Başçarşı Meydanı‘na varmadan evvel ne göreceğimi biliyordum. Ama orada olmak bambaşkaymış. Tutamadım göz yaşlarımı. Kardeşim ben geldim dedim, sarıldık. Ben ruhumun yarım kalan parçalarını toplamaya çalışıyorum her gittiğim yerde. Saraybosna ‘da benden ne çok parça varmış, aldım, koydum kalbimin en güzel köşesine. Her şeye rağmen hayat devam ediyor diyen Saraybosna ve Bosnalılar böylesine umutluyken ben depresif olamazdım. Sildim gözümün yaşını. Daha yaşayacak ne güzel günlerimiz var. Saraybosna ‘nın güzellikleri var. 1 gün bile olsa gelin Saraybosna‘ya. Ve sadece 1 gününüz varsa 24 SAATTE SARAYBOSNA NASIL GEZİLİR? başlayalım anlatmaya..

24 SAATTE SARAYBOSNA

BOSNA HERSEK’İN PARA BİRİMİ NEDİR?

Bosna Hersek kendi para birimini kullanan ülkelerden biri. Bu bünyede sevinme etkisi yaratsa da 1 Kovertibl Bosna Hersek Markı‘nın 3.35 TL olması gerçeği tokat gibi çarpıyor. Ufacık bir ülkenin para birimi karşısında bile paramızın böylesine değersiz kalması üzücü. Oysa nereye baksak Türk ürünleri, metrolar, tramvaylar, otobüsler Türkiye’den hibe edilen bizim eskiler.. Demek ki işler öyle yürümüyor.. Ne yapalım, Euro’dan Sterlin’den iyidir deyip yolumuza devam ediyoruz.

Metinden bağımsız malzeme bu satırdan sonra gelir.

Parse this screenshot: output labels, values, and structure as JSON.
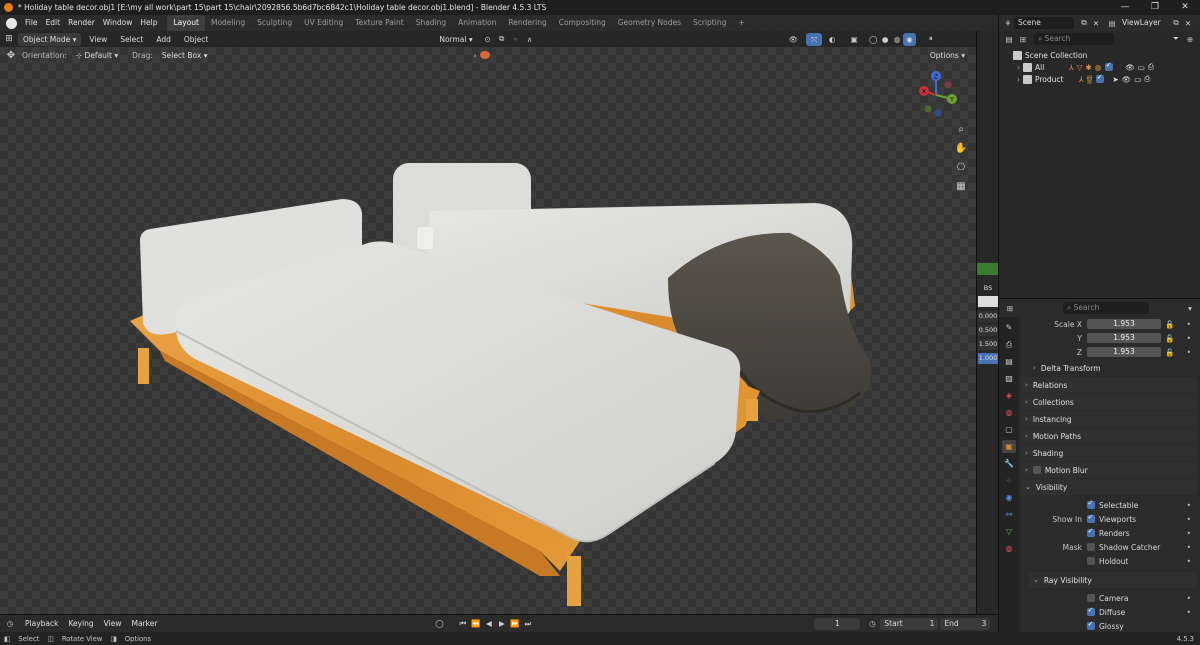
{
  "window": {
    "title": "* Holiday table decor.obj1 [E:\\my all work\\part 15\\part 15\\chair\\2092856.5b6d7bc6842c1\\Holiday table decor.obj1.blend] - Blender 4.5.3 LTS",
    "min": "—",
    "max": "❐",
    "close": "✕"
  },
  "menu": [
    "File",
    "Edit",
    "Render",
    "Window",
    "Help"
  ],
  "workspaces": [
    "Layout",
    "Modeling",
    "Sculpting",
    "UV Editing",
    "Texture Paint",
    "Shading",
    "Animation",
    "Rendering",
    "Compositing",
    "Geometry Nodes",
    "Scripting"
  ],
  "workspace_add": "+",
  "active_workspace": "Layout",
  "scene": {
    "name": "Scene",
    "view_layer": "ViewLayer"
  },
  "viewport": {
    "mode": "Object Mode",
    "menu": [
      "View",
      "Select",
      "Add",
      "Object"
    ],
    "transform_orientation": "Normal",
    "orientation_label": "Orientation:",
    "orientation_value": "Default",
    "drag_label": "Drag:",
    "drag_value": "Select Box",
    "options": "Options"
  },
  "gizmo": {
    "x": "X",
    "y": "Y",
    "z": "Z"
  },
  "right_strip": [
    "BS",
    "0.000",
    "0.500",
    "1.500",
    "1.000"
  ],
  "outliner": {
    "search_placeholder": "Search",
    "root": "Scene Collection",
    "items": [
      {
        "label": "All"
      },
      {
        "label": "Product"
      }
    ]
  },
  "properties": {
    "search_placeholder": "Search",
    "scale": [
      {
        "label": "Scale X",
        "value": "1.953"
      },
      {
        "label": "Y",
        "value": "1.953"
      },
      {
        "label": "Z",
        "value": "1.953"
      }
    ],
    "delta_transform": "Delta Transform",
    "panels": [
      "Relations",
      "Collections",
      "Instancing",
      "Motion Paths",
      "Shading",
      "Motion Blur"
    ],
    "visibility": {
      "title": "Visibility",
      "selectable": "Selectable",
      "show_in_label": "Show In",
      "viewports": "Viewports",
      "renders": "Renders",
      "mask_label": "Mask",
      "shadow_catcher": "Shadow Catcher",
      "holdout": "Holdout"
    },
    "ray_visibility": {
      "title": "Ray Visibility",
      "camera": "Camera",
      "diffuse": "Diffuse",
      "glossy": "Glossy"
    }
  },
  "timeline": {
    "menu": [
      "Playback",
      "Keying",
      "View",
      "Marker"
    ],
    "current_frame": "1",
    "start_label": "Start",
    "start": "1",
    "end_label": "End",
    "end": "3"
  },
  "statusbar": {
    "select": "Select",
    "rotate": "Rotate View",
    "options": "Options",
    "version": "4.5.3"
  },
  "colors": {
    "accent": "#4772b3",
    "bed_frame": "#e09a3a",
    "mattress": "#d9d9d7",
    "throw": "#4d4a43",
    "blender_orange": "#e87d0d"
  }
}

Konvertibl Bosna Hersek Markı=BAM

Konvertibl Mark=KM kısaltmaları kullanılıyor. Ben genellikle KM’e denk geldiğim için onu kullanacağım. KM’ye “kayem” diyorlar.

Nereden KM alabiliriz?

Bu konu ile ilgili yazdığım yazıyı şuracığa bırakayım:

YURTDIŞINA ÇIKMADAN ÖNCE DEĞİŞİK DÖVİZLERİ NEREDEN ALABİLİRİM?

Ben nereye gidersem gideyim oranın para birimini Çemberlitaş’taki ÜÇEL DÖVİZ’den alıyorum gayet makul fiyatlara. Dövizci bulacağım diye keşkül gibi titretmiyorum beynimi, bir stres faktörünü daha böylelikle yok etmiş oluyoruz.

SARAYBOSNA ‘DA NEREDEN TELEFON HATTI ALINIR?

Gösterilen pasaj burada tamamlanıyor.